Для нас, парижан, жителей зачумленного города, пределы Франции сократились до застав Парижа. Говорить о существовании какой-то Франции, какой-то Европы, какого-то мира за пределами города, перешагнуть которые может нам разрешить одна лишь смерть, – это значит для нас говорить о реальности загробной жизни.
Вы скажете, что Франция и Европа существуют реально, несмотря на то, что мы не можем проверить этого в данный момент нашими пятью чувствами, что мы видели их еще недавно нашими собственными глазами и получаем оттуда в настоящее время радиотелеграммы. Но разве мистики не говорят нам про источники «предбытия», познаваемого путем простого воспоминания, а спириты разве не получают из мира духов не менее убедительные телеграммы? И однако ж вы согласитесь со мной, что загробный мир не перестает быть, тем не менее, вопросом веры, что социолога, который хотел бы основать на факте его существования свои социологические построения, мы назвали бы, в лучшем случае, мистиком, а политика, который строил бы политику своего народа на надежде получить помощь с того света, мы просто поместили бы в сумасшедший дом. Что же, однако, другое, если не ожидание такой помощи из потустороннего мира – ваши республиканские войска, которые должны явиться для восстановления в Париже старого строя?
Я повторяю: для нас мир, Европа, Франция, как смоченный кусок неважного сукна, сжались до пределов застав Парижа или, в лучшем случае, его предместий. Вопросы нашей общественной и политической жизни остались те же, изменилась только их мера; сейчас мы должны решать их в другом, уменьшенном масштабе. Пользуясь же им, мы не можем не сознать, что являемся свидетелями полного раздела Франции и что перед лицом этого раздела французская демократия морально оказалась величиной, равной нулю. До сих пор она держалась у руля единственно в силу инерции, давно промотав свой моральный капитал; когда же оказалось нужным приступить к реорганизации сильно урезанного хозяйства, в момент соперничества между коммунизмом и фашистской монархией, она, не задумываясь, без боя отдала ниже себестоимости место, занимаемое ею со времени Великой революции, в руки самой черной, коронованной реакции, лишь бы сохранить за собой свою ренту во всей ее неприкосновенности…

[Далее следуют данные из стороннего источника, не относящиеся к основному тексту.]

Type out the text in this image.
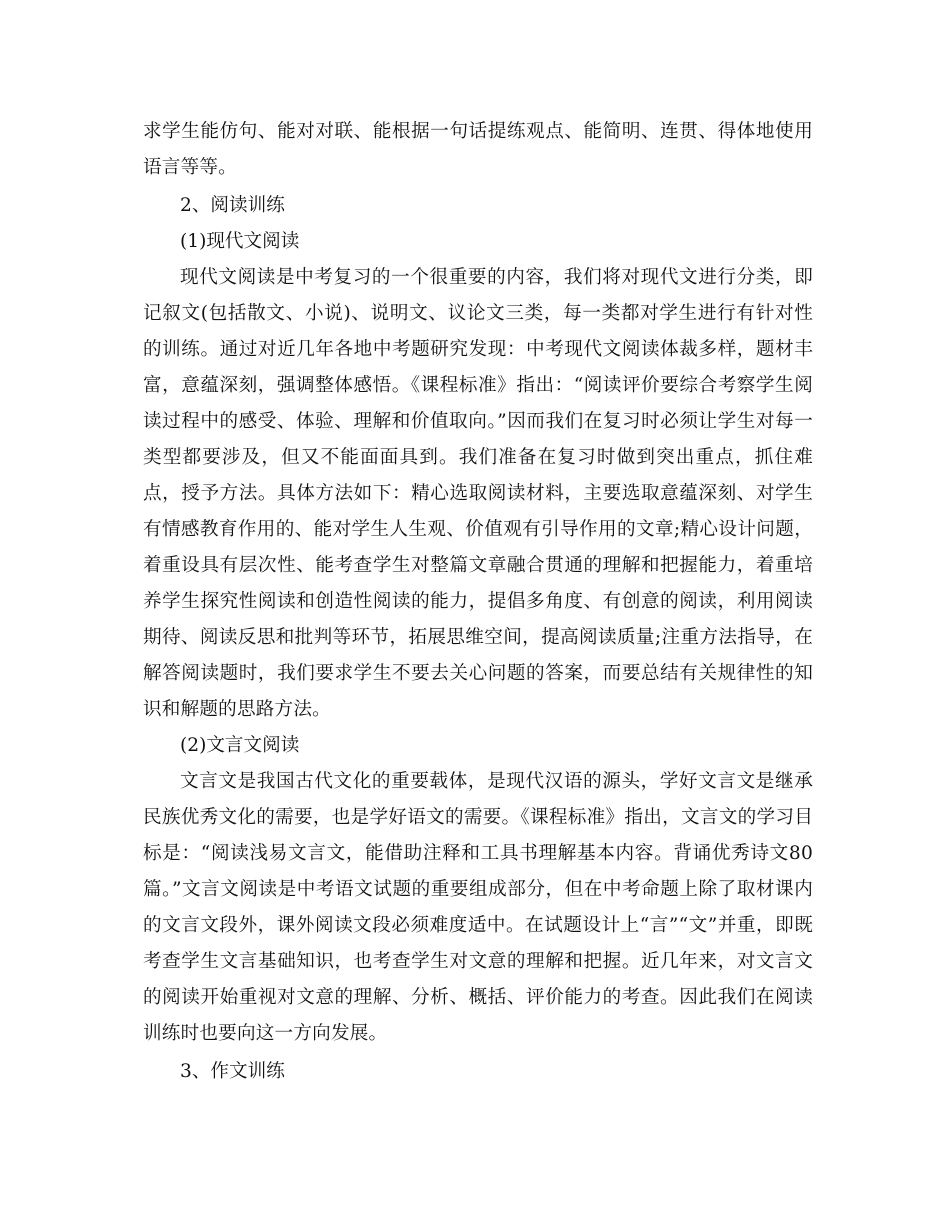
求学生能仿句、能对对联、能根据一句话提练观点、能简明、连贯、得体地使用语言等等。

2、阅读训练

(1)现代文阅读

现代文阅读是中考复习的一个很重要的内容，我们将对现代文进行分类，即记叙文(包括散文、小说)、说明文、议论文三类，每一类都对学生进行有针对性的训练。通过对近几年各地中考题研究发现：中考现代文阅读体裁多样，题材丰富，意蕴深刻，强调整体感悟。《课程标准》指出：“阅读评价要综合考察学生阅读过程中的感受、体验、理解和价值取向。”因而我们在复习时必须让学生对每一类型都要涉及，但又不能面面具到。我们准备在复习时做到突出重点，抓住难点，授予方法。具体方法如下：精心选取阅读材料，主要选取意蕴深刻、对学生有情感教育作用的、能对学生人生观、价值观有引导作用的文章;精心设计问题，着重设具有层次性、能考查学生对整篇文章融合贯通的理解和把握能力，着重培养学生探究性阅读和创造性阅读的能力，提倡多角度、有创意的阅读，利用阅读期待、阅读反思和批判等环节，拓展思维空间，提高阅读质量;注重方法指导，在解答阅读题时，我们要求学生不要去关心问题的答案，而要总结有关规律性的知识和解题的思路方法。

(2)文言文阅读

文言文是我国古代文化的重要载体，是现代汉语的源头，学好文言文是继承民族优秀文化的需要，也是学好语文的需要。《课程标准》指出，文言文的学习目标是：“阅读浅易文言文，能借助注释和工具书理解基本内容。背诵优秀诗文80篇。”文言文阅读是中考语文试题的重要组成部分，但在中考命题上除了取材课内的文言文段外，课外阅读文段必须难度适中。在试题设计上“言”“文”并重，即既考查学生文言基础知识，也考查学生对文意的理解和把握。近几年来，对文言文的阅读开始重视对文意的理解、分析、概括、评价能力的考查。因此我们在阅读训练时也要向这一方向发展。

3、作文训练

Лысый господин тревожно оглянулся, не слышит ли кто-нибудь, и предостерегающе поднес палец к губам. Неизвестно, хотел ли он что-нибудь возразить, так как предупредил его третий, до сих пор молчавший господин с породистой головой, треснувшей пополам, как орех, щелью безукоризненного пробора.
– Несомненно, вы во многом правы, – сказал он, взвешивая слова с достоинством и сдержанностью прирожденного парламентария. – Я не разделяю, однако, вашего пессимизма. Конечно, возможно, что население Парижа, вымирая теми же темпами, вымрет целиком раньше, чем удастся обезвредить эпидемию. Однако в конце концов это тоже только гипотеза, столь же допустимая, как и гипотеза обратная. Мы обязаны учесть ее, но нельзя придавать ей значение аксиомы.

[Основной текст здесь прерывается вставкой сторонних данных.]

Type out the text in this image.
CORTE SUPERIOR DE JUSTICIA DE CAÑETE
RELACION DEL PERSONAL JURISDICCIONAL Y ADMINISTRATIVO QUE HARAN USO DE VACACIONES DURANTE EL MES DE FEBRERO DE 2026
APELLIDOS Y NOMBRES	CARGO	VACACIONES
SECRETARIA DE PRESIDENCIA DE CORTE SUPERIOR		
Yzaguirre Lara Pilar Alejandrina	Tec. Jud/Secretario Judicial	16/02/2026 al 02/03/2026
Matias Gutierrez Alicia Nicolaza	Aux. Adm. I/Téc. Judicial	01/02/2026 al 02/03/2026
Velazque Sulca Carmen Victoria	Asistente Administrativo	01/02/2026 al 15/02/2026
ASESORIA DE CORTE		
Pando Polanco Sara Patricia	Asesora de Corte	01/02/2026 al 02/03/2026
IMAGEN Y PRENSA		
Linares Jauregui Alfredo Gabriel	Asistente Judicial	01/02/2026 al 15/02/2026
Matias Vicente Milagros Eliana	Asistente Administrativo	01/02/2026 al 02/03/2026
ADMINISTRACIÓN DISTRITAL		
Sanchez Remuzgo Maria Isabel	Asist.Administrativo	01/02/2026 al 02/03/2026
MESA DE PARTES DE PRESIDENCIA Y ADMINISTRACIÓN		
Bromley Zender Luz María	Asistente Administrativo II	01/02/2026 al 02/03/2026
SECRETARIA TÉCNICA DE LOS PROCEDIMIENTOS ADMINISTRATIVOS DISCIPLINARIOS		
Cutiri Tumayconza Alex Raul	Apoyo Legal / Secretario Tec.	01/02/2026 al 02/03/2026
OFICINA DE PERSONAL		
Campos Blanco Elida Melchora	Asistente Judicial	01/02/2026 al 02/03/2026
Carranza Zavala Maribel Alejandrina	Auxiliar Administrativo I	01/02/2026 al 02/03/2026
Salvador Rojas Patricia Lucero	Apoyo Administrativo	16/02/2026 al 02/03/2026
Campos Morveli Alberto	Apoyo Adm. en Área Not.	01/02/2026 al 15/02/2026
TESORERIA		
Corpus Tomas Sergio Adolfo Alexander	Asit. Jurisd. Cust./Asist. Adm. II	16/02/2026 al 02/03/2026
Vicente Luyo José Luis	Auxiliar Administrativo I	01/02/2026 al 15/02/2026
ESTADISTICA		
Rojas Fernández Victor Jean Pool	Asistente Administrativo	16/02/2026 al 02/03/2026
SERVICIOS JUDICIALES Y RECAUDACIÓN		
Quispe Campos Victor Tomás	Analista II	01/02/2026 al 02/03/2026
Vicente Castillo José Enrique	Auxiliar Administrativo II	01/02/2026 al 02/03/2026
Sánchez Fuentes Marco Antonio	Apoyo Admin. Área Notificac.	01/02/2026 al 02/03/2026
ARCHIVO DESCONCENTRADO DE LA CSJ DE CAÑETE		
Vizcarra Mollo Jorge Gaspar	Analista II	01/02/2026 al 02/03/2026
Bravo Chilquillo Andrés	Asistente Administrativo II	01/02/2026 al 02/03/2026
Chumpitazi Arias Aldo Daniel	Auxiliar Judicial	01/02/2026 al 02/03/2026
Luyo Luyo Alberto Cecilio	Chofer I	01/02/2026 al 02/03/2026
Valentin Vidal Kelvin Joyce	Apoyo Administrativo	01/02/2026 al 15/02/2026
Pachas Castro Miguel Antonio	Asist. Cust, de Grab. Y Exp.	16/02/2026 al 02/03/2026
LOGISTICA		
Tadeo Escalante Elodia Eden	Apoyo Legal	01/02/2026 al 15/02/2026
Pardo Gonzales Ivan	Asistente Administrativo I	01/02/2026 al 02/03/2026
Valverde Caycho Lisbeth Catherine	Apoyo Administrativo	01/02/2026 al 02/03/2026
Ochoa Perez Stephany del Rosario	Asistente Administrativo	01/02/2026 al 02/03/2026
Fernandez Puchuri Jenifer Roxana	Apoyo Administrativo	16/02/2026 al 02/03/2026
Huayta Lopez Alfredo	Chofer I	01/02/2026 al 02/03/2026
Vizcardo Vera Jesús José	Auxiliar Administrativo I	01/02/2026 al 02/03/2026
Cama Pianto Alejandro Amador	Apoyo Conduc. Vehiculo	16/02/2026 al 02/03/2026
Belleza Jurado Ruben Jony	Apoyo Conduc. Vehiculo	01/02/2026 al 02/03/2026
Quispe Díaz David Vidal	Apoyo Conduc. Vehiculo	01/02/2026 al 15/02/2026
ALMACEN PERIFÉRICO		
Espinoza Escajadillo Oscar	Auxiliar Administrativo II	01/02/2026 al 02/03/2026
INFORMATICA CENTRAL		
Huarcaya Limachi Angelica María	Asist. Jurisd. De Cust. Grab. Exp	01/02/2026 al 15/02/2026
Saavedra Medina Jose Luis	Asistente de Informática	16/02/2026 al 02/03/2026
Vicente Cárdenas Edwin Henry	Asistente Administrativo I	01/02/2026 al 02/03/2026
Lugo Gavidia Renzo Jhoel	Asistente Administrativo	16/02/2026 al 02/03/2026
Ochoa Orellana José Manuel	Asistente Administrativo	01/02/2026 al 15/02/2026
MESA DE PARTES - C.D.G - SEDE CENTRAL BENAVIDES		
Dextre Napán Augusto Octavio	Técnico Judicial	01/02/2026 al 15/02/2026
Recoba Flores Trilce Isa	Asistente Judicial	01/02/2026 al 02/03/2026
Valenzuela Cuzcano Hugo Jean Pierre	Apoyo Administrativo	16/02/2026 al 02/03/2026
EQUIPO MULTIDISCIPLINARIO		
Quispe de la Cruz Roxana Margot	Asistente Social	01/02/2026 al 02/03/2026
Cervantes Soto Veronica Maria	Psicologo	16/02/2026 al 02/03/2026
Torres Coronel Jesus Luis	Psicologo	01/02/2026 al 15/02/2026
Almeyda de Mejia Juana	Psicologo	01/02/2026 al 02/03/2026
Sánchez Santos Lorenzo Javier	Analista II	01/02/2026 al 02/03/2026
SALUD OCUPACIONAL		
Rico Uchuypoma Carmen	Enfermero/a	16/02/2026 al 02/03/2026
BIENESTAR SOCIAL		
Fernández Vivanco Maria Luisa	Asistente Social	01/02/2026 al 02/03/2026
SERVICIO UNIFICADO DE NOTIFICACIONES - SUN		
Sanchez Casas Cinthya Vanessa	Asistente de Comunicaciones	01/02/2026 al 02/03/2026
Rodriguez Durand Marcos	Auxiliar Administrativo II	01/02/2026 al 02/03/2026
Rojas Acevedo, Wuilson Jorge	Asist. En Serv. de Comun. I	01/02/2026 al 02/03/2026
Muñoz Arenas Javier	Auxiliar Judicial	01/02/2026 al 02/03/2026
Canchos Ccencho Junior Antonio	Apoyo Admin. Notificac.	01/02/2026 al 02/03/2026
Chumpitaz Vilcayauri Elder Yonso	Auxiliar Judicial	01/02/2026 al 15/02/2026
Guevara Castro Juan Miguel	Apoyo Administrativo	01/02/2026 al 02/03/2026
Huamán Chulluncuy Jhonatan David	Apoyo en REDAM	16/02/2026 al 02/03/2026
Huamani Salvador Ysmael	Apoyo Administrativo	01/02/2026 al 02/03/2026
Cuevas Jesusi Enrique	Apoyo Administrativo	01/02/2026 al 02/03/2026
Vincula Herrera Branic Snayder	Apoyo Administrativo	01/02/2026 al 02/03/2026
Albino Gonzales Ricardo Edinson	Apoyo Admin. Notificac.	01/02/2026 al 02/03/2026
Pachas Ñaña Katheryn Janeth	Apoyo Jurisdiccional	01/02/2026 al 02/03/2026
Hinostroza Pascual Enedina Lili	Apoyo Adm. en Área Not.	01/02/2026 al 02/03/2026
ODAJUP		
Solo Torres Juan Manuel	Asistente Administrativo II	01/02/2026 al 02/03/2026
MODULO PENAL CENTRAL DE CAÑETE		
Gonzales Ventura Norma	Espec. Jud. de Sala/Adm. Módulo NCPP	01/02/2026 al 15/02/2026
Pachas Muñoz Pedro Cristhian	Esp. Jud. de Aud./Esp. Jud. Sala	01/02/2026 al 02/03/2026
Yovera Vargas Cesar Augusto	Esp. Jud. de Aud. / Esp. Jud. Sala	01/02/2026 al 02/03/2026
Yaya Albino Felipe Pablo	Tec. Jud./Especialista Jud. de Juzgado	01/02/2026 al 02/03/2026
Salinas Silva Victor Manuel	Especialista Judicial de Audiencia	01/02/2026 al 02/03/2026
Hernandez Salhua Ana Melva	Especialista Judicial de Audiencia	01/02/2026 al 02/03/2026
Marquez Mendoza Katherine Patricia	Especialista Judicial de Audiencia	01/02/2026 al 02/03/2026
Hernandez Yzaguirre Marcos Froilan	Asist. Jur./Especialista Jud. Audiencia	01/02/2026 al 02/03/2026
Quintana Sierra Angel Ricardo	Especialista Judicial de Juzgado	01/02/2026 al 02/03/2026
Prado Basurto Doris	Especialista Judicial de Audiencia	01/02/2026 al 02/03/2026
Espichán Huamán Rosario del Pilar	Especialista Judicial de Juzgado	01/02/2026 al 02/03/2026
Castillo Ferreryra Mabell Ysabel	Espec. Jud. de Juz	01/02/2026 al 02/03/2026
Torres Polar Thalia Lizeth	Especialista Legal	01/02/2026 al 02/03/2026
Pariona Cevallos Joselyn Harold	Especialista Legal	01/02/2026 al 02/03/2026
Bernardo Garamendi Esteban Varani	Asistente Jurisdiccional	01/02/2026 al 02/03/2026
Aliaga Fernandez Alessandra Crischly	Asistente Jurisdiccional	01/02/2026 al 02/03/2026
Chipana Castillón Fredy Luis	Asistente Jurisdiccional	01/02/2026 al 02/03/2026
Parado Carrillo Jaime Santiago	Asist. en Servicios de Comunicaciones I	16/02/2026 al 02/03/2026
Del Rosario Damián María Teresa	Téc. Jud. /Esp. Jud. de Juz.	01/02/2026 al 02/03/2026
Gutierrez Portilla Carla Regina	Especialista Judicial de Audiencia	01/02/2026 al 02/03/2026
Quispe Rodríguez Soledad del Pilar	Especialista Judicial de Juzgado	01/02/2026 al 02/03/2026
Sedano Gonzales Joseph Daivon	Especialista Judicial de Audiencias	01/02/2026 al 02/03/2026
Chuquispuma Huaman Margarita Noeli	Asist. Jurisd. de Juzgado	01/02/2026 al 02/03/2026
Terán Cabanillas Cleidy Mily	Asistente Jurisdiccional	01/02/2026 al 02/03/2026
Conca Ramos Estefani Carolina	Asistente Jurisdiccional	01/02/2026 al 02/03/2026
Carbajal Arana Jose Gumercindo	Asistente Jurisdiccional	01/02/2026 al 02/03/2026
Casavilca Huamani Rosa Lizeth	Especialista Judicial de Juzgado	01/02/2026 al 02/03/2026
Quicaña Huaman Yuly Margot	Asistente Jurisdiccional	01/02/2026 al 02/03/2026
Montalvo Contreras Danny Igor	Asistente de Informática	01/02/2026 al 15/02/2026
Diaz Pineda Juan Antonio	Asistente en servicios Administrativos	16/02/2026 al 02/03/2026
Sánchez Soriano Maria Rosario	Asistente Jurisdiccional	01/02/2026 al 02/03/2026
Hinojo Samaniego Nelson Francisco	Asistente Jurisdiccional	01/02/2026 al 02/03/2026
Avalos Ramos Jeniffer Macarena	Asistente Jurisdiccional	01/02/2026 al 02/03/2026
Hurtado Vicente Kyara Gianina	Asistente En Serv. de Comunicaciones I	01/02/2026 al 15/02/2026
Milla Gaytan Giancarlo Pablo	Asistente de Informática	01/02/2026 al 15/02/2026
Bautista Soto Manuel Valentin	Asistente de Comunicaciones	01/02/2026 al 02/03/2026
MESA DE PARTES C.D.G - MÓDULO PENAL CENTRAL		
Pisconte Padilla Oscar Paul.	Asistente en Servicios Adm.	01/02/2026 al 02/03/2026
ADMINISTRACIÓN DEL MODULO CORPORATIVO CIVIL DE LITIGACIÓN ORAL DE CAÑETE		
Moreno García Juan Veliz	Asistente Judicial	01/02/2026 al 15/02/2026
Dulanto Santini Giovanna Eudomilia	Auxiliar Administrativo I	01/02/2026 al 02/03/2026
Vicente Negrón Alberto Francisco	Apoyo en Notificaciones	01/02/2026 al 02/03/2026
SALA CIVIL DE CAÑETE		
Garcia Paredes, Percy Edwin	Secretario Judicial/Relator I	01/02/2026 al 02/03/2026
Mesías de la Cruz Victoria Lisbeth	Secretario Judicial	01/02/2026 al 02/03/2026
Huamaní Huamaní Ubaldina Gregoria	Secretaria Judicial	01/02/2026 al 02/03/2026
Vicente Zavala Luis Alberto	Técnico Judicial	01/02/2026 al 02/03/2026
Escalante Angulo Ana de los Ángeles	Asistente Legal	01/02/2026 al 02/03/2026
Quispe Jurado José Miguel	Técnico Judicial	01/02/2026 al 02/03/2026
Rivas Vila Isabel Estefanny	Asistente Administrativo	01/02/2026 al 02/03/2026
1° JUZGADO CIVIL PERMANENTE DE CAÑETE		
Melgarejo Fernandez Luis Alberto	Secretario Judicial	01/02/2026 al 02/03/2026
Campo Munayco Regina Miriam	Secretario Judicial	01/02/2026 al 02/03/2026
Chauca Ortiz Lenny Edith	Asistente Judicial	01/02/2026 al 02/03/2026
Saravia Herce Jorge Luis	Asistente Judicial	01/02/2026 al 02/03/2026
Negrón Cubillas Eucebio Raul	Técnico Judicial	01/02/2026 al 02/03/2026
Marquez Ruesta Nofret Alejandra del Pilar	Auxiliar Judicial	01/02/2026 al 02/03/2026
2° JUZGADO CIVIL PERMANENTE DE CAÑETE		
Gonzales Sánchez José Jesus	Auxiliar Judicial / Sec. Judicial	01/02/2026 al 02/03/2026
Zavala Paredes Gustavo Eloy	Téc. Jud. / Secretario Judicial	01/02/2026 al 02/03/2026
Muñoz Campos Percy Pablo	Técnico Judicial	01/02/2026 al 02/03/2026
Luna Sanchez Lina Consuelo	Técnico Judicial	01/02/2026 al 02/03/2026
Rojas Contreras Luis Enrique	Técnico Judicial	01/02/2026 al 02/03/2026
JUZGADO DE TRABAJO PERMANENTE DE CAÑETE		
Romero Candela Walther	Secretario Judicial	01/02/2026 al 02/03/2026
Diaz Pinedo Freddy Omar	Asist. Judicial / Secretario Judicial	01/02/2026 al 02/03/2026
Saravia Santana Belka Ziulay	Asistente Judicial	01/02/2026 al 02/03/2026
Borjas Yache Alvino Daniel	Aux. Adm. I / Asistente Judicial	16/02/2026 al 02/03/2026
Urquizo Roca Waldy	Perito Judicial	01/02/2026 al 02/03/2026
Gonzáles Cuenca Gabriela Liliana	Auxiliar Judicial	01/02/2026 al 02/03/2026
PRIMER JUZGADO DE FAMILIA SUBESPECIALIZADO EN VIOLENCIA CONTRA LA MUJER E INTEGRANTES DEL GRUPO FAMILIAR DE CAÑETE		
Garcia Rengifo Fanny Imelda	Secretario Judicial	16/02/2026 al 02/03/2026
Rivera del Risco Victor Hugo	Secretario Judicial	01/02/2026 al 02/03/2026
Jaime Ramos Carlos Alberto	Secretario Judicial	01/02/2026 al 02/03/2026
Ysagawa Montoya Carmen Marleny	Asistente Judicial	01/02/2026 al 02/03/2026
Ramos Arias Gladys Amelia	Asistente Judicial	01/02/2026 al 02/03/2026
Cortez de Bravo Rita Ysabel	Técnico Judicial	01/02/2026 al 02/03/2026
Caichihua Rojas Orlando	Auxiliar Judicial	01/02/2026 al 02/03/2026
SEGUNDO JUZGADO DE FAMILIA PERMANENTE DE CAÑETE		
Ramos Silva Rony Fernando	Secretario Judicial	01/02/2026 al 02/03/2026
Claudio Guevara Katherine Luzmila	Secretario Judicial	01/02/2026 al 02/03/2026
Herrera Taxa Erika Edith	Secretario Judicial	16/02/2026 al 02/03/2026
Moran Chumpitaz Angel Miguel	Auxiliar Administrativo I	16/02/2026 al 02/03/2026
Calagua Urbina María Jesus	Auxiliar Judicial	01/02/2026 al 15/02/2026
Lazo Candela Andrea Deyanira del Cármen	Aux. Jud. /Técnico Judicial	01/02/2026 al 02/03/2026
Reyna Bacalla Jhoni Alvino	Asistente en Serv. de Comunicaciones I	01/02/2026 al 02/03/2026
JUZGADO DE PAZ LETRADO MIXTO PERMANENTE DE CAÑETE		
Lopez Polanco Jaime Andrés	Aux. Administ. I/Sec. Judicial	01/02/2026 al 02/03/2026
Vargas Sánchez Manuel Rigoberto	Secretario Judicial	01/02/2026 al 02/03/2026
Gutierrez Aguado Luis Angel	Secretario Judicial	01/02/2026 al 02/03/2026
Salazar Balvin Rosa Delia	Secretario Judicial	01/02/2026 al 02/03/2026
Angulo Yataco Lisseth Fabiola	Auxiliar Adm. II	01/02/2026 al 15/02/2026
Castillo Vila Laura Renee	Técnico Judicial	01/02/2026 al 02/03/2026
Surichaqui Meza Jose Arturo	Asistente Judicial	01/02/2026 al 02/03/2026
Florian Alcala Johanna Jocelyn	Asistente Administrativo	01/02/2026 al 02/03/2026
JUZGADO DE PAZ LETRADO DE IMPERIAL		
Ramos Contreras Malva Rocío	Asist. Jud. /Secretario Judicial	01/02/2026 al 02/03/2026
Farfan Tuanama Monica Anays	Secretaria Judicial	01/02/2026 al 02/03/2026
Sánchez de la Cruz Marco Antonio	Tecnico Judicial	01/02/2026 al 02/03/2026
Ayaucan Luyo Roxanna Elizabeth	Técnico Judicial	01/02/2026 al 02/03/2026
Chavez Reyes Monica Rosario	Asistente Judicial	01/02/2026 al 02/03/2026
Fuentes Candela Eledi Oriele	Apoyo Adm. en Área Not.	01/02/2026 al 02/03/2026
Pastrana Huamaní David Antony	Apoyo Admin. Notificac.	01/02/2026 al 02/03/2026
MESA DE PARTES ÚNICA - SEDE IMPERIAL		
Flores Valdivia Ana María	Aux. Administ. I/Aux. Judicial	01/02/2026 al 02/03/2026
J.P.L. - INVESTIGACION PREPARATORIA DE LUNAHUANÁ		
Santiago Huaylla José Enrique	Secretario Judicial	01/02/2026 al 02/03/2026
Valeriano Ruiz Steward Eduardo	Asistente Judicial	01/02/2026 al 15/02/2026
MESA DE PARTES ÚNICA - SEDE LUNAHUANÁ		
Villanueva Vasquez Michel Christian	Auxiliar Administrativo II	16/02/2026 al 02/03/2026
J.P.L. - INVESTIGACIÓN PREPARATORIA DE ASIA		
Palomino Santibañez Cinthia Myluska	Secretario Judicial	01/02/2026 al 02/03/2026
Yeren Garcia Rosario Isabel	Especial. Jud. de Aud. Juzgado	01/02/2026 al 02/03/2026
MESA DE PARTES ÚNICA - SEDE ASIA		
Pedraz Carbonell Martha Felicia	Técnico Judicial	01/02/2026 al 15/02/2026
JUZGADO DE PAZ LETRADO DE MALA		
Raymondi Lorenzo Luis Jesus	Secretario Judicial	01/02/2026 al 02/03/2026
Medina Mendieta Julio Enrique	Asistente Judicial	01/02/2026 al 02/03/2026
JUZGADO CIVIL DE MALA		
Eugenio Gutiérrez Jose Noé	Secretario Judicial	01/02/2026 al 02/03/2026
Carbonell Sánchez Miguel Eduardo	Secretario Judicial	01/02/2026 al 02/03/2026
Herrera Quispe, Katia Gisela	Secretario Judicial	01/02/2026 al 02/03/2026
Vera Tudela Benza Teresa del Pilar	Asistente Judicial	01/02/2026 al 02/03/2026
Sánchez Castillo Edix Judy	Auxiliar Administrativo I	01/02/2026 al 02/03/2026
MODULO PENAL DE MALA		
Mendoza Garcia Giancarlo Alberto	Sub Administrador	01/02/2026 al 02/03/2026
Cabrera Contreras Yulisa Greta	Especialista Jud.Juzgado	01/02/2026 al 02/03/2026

Как бы то ни было, нельзя отрицать, что происшествия, свидетелями которых мы являемся, в высшей степени показательны и не случайны. При попытке реорганизации хозяйства в этом уменьшенном масштабе (разрешите воспользоваться вашим собственным выражением) наша демократия действительно – надо сознаться – не выдержала экзамена. Из этого, однако, отнюдь не следует делать чересчур поспешных заключений.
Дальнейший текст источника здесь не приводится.